The requirements to meet to ensure that you and your clients comply with the Payment Card Industry Data Security Standard (PCI DSS) have been the same for the past five years – but that’s about to change.
Fred Clayton, Manager of Information Security and Compliance for First American Payment Systems, explains that after a few rounds of comments from the industry, the Payment Card Industry Security Standards Council (PCI SSC) has begun work on PCI DSS 4.0. The new standards are expected to be published in mid-2021 and will replace v. 3.2.1 in 2024.
Professionals working in payment security are anxious for the update but complying with new requirements may cause some challenges. Clayton explains, “Many security controls from 3.2.1 will be enhanced to meet newer security control requirements. For many businesses, it will be a shock to comply with v. 4.0 since they may be several security platforms or technologies behind.”
According to the PCI Security Standards Council the timeline from when PCI DSS 4.0 is completed in mid-2021 until it goes into effect in early 2024 provides time to roadmap your organization into a compliance posture. “It may take at least that long to move customers from one platform to another or to update your technology,” Clayton says.
How PCI DSS Will Change with v. 4.0
Clayton says one of the biggest changes in PCI DSS 4.0 is moving from the strict adherence to the 12 security requirements of 3.2.1 to 4.0 that provides greater flexibility in achieving security compliance. “With 4.0, the foundational 12 requirements remain but are enhanced however organizations can choose to build their security strategy around the traditional 12 requirements or develop their own customized controls that address the intent of the security standards,” he says. With this greater flexibility, however, businesses will have to provide proof via assessment and documentation that their solutions are effective.
Although PCI DSS 4.0 controls are not published at this time, some of the changes that are expected include:
- Security as a continuous process: PCI DSS 4.0 will likely require continuous monitoring of the payment ecosystem to identify intrusions or attacks on the system immediately and stop the theft of payment card data.
- Testing frequency: Clayton anticipates that businesses will be required to test security controls more often to ensure they are performing correctly and are effective.
- Authentication: PCI DSS 4.0 is also likely to include stricter standards for controlling who has access when a developer is building applications. If you currently don’t have a rigorous access control strategy, it’s time to implement it.

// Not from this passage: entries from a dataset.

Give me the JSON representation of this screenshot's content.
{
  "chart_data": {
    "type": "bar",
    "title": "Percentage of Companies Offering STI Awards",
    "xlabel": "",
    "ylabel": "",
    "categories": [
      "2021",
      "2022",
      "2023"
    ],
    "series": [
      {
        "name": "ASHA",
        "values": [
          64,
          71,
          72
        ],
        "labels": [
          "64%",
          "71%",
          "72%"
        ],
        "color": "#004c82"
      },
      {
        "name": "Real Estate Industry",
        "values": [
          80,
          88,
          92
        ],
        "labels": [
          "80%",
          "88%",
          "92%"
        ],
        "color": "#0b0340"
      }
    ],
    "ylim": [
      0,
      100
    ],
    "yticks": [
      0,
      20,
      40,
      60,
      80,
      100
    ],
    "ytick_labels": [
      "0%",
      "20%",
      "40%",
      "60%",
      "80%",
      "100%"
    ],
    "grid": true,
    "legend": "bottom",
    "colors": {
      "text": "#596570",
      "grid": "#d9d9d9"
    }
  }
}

The Impact on ISVs and Software Developers
Clayton says independent software vendors (ISVs) whose solutions and apps support Europay, MasterCard, Visa (EMV), point-to-point encryption (P2PE), and tokenization are well-positioned for continued compliance when PCI DSS 4.0 is in effect. However, working with a payments partner with robust security controls may be the most expedient and cost-effective way to ensure that you and your clients comply with the balance of new standards. “It’s a good way to make sure that security on the backend is done,” Clayton comments.
He also encourages ISVs who have been considering becoming payments facilitators (PayFacs) to consider how PCI DSS 4.0 will change the landscape and the new requirements you would have to meet. “4.0 gives you greater flexibility, but it also requires stricter controls. It may be better for your company to transfer risks from your company to your payments provider partner,” he comments.
He also advises ISVs and software developers to reevaluate their own operations payment data management. “ISVs aren’t immune to PCI DSS. If you handle credit card information, you need to comply. It’s another reason to have a trusted payments provider partner,” he points out.
Add PCI DSS 4.0 to Your 2021 Roadmap
The date when PCI DSS 4.0 becomes effective in 2024 will come all too fast, so smart ISVs and software developers are beginning to prepare now. “Plan to make updates or help your clients change processes as soon as possible because the time when it will be mandatory will arrive quickly,” Clayton says.
He also advises stressing a security-first approach with your team and assessing your partnerships with payment companies. One important step to take now is asking them what their plans are to update their platforms to comply with PCI DSS 4.0.
ISVs and software developers also need to do their due diligence to research payment companies’ past security compliance. Ask to review your potential partner’s PCI Attestation of Compliance report, which will show the security controls the payments company uses. If it shows any deficiencies, ask for an explanation. You can also use the Visa Global Registry of Service Providers to see their record complying with Visa’s rules.
“It’s proof of their credibility,” says Clayton. “It will help you gauge your partner’s expertise in security.”